Structural analysis of hydrogenated diamond-like carbon films from electron energy loss spectroscopy

Abstract

Electron energy loss spectral analysis of the π and (π + σ) electron plasma resonances are used to analyze the structure of hydrogenated diamond-like carbon (a-C:H) films. Energy loss peaks associated with the resonances of the π and (π + σ) plasmons in a-C:H are identified by comparison with reference spectra taken on natural diamond and on highly oriented pyrolytic graphite. The decrease in energy of the π plasmon with increasing hydrogen atom fraction provides direct experimental evidence that addition of hydrogen serves to reduce the density of π bonds in a-C:H. Under several important assumptions, the mass density, the sp3/sp2 site ratio, and the average coordination number are related to the resonance energies of the π and (π + σ) plasmons.

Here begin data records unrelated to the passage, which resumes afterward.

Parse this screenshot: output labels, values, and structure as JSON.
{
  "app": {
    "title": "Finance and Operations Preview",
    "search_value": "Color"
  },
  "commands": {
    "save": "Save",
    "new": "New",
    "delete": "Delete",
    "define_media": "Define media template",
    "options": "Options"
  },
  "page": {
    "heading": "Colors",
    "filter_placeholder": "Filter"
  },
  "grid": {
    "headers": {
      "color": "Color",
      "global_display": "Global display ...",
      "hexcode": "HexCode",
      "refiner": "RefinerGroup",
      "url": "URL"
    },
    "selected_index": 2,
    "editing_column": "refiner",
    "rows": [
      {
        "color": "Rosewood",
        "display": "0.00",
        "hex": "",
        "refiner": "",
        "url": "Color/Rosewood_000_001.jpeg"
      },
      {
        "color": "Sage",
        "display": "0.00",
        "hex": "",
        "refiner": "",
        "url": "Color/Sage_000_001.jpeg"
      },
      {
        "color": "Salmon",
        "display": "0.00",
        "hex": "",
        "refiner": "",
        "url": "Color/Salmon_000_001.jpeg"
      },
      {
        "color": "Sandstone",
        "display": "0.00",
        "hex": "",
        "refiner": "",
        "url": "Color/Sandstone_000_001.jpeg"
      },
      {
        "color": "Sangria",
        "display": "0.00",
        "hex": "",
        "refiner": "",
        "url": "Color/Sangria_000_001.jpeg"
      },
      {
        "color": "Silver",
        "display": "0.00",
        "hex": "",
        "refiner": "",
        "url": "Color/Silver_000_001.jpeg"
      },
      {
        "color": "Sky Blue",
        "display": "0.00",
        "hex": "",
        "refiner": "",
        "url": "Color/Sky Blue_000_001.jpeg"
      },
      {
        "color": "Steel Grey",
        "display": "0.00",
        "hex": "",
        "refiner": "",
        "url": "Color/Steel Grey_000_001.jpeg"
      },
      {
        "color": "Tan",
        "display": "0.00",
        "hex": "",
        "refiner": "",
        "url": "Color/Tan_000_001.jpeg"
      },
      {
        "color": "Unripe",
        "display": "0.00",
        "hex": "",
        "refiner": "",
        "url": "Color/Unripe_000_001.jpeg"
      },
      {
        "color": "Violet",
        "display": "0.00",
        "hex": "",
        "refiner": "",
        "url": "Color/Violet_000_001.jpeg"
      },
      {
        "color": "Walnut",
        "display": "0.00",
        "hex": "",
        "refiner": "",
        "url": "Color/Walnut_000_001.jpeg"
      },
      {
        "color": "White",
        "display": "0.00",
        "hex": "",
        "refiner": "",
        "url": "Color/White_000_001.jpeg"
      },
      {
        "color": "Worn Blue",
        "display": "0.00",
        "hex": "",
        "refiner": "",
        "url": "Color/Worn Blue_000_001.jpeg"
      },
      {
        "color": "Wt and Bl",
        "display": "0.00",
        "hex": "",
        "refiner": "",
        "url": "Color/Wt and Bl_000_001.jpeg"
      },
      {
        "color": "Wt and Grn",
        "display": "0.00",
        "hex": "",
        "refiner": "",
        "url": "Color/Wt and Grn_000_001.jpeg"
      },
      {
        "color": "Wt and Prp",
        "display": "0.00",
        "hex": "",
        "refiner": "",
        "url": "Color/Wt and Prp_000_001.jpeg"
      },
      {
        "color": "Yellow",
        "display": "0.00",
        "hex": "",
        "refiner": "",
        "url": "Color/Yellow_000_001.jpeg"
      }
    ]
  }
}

The mass density of a-C:H samples inferred from the energy of (π + σ) electron plasma resonance is in the range from 1.46 to 1.69 g/cm3, which is in general agreement with an independent sink-float measurement. The ratio of sp3 (tetrahedral) to sp2 (trigonal) carbon sites increases from 0.29 to 0.75 and the average coordination number of each atomic site decreases from 2.6 to 2.3 as the hydrogen increases from 28 to 44 at.%. The fully constrained covalent network model is used to discuss the experimental results. The measured ratio of sp3/sp2 carbon sites and the average coordination numbers are in agreement with the predictions of the model, particularly at high hydrogen concentration.